Pemalang – Dalam rangka mendukung situasi yang aman dan kondusif pada perayaan Natal dan Tahun Baru (Nataru) di Kabupaten Pemalang, Pemerintah Kabupaten Pemalang melalui Badan Kesbangpol melakukan sosialisasi dalam bentuk Talkshow di LPPL Radio Swara Widuri Pemalang, Kamis (18/12/2025).

Pada kesempatan tersebut Kepala Bidang Persatuan Bangsa Bakesbangpol Pemalang, Bambang Murdiyoko menjelaskan kondisi kerukunan umat beragama di Kabupaten Pemalang berdasarkan indeks kerukunan di angka 74% yang berarti secara umum kerukunan di wilayah Kabupaten Pemalang sangat baik dan sangat kondusif. Dimana pada tahun 2025 Kabupaten Pemalang mendapatkan penghargaan Indeks Harmoni Indonesia di urutan 29 dari seluruh kabupaten yang ada di Indonesia.

Senada dengan hal tersebut Ketua Forum Kerukunan Umat Beragama (FKUB) Kabupaten Pemalang, Mudasir Mas’ud menekankan dalam menghadapi Nataru 14 Kecamatan di Pemalang dalam keadaan kondusif.

“Kami bersama-sama datang ke masing-masing kecamatan untuk melakukan monitoring kerukunan.
Untuk menghadapi nataru kali ini, seluruh 14 kecamatan mengatakan siap, tidak ada masalah dan dalam keadaan kondusif, tentram, dan damai” ungkap Mudasir.

Pada kesempatan tersebut Sekretaris FKUB Kabupaten Pemalang Nur Efendi mengatakan dalam menciptakan kerukunan umat beragama di Kabupaten Pemalang tidak terlepas dari hubungan 6 tokoh agama yang akrab dan saling bekerjasama.

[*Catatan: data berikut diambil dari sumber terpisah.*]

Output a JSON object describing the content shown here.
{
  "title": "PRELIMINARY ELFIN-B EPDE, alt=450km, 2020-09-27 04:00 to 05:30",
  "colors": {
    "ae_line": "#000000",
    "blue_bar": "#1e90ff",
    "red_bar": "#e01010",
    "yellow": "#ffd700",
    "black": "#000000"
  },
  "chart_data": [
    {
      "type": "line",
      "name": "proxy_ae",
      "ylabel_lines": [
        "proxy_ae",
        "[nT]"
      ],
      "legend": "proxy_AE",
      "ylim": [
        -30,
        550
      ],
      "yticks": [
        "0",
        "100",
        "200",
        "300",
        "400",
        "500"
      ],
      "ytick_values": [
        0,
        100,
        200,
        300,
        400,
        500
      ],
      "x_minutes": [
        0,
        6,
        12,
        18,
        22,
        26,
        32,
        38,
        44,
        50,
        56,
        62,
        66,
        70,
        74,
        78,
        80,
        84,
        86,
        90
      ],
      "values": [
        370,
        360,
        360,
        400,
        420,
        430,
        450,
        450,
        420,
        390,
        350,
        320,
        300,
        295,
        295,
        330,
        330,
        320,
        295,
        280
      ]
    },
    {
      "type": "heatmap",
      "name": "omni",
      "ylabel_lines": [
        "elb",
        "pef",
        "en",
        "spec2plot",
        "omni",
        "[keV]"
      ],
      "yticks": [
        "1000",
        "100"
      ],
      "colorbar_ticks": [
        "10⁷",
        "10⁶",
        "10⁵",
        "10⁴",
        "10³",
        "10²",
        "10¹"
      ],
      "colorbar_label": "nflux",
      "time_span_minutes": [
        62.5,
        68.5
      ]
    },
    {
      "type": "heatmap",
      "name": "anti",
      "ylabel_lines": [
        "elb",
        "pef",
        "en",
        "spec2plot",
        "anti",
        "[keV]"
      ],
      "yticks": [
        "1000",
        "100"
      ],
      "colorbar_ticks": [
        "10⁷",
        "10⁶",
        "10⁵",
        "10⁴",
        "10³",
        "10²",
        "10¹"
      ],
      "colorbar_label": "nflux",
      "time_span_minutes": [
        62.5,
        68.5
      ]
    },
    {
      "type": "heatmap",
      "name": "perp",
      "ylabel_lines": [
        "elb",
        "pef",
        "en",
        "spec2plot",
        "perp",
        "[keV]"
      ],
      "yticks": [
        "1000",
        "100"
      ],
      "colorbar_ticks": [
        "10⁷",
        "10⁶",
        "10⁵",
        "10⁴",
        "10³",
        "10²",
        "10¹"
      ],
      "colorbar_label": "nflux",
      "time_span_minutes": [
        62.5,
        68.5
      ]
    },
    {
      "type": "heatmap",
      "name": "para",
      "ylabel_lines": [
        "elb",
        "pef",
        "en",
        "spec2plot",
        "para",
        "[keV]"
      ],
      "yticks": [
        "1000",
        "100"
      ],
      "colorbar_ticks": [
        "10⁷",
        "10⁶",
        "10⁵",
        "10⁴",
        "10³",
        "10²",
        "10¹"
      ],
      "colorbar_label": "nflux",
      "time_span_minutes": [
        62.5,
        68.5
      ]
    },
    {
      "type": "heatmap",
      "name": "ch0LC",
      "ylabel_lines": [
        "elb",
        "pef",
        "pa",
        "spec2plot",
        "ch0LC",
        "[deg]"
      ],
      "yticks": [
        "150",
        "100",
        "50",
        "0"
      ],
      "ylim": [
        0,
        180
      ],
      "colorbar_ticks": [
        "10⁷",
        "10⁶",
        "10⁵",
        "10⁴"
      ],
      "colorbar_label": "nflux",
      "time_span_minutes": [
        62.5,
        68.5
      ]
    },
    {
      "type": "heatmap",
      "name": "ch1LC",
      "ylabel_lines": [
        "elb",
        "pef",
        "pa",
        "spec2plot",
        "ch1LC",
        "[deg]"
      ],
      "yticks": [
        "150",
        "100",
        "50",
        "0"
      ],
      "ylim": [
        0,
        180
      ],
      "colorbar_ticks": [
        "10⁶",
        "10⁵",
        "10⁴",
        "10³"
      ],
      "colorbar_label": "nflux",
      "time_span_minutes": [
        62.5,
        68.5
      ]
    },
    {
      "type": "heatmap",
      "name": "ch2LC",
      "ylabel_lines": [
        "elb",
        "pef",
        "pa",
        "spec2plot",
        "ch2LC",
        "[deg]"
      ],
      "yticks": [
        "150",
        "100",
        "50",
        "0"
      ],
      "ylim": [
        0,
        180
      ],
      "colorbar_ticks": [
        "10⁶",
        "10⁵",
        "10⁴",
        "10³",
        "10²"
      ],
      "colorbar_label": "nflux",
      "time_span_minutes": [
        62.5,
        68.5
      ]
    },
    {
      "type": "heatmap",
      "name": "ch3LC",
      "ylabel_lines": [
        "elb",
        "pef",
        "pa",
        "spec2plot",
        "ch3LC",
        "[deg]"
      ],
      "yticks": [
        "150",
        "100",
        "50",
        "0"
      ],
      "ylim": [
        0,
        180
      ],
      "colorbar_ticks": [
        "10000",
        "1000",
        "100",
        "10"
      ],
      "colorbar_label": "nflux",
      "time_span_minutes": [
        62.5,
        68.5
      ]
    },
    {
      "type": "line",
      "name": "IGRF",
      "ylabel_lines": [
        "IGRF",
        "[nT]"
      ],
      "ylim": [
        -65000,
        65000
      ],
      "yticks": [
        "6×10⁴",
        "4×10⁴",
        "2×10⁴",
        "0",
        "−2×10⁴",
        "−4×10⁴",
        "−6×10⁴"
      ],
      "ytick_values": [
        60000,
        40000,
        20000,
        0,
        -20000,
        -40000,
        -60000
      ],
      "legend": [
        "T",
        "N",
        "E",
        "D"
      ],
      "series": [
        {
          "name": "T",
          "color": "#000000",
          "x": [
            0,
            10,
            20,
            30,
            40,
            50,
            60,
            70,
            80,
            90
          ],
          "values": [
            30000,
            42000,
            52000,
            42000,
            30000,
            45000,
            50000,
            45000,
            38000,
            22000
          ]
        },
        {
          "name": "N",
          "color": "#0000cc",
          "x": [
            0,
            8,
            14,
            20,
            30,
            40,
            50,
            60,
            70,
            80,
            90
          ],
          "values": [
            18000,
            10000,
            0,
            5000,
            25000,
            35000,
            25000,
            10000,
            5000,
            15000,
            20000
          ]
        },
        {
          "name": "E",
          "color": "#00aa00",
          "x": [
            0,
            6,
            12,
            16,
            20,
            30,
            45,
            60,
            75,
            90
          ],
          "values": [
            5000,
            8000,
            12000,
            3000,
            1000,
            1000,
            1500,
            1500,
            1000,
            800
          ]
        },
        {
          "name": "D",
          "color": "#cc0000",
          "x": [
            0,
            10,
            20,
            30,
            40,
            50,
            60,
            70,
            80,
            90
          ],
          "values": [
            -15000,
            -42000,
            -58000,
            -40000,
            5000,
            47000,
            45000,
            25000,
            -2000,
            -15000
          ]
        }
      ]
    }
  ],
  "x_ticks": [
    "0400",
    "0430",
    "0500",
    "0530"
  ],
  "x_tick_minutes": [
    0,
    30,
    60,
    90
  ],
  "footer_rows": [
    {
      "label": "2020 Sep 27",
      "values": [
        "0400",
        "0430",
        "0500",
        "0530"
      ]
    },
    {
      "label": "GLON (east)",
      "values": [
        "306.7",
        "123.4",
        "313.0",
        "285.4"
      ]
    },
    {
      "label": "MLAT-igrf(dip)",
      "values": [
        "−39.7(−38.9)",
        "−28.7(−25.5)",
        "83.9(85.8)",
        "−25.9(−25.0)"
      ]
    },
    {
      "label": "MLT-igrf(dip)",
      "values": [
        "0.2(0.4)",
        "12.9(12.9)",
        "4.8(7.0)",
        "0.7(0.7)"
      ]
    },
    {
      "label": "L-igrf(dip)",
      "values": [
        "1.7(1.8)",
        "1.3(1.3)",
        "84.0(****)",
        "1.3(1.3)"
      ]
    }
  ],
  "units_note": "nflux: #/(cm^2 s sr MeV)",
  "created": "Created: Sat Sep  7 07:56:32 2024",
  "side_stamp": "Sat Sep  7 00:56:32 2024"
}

Sementara itu, terkait pengamanan Pemerintah Daerah bekerjasama dengan Polri dan TNI akan membangun 5 pos pengamanan Natal dan Tahun baru. Nantinya akan ditempatkan personil pengamanan dari unsur Polri, TNI, Pemda, Ormas Islam serta anak-anak Pramuka.

“Insya Allah akan dibangun di alun-alun sebagai Pos Induk, di depan Gereja Santo Lukas Jalan Pemuda, di Pos Gandulan, di Randudongkal dan di rest area tol Rosin.” jelas Bambang.

Dijadwalkan pengamanan Nataru kali ini dimulai tanggal 20 Desember 2025 – 2 Januari 2026.

Diakhir sesi para narasumber menghimbau kepada seluruh warga di wilayah Kabupaten Pemalang untuk bersama-sama menjaga kondusifitas dan toleransi antar umat beragama.

“Bersama-sama menjaga toleransi antar umat beragama sehingga saudara-saudara kita semua bisa melaksanakan ibadah sesuai dengan agama dan keyakinan masing-masing tidak ada gangguan keamanan apapun di wilayah Kabupaten Pemalang” pungkas Bambang.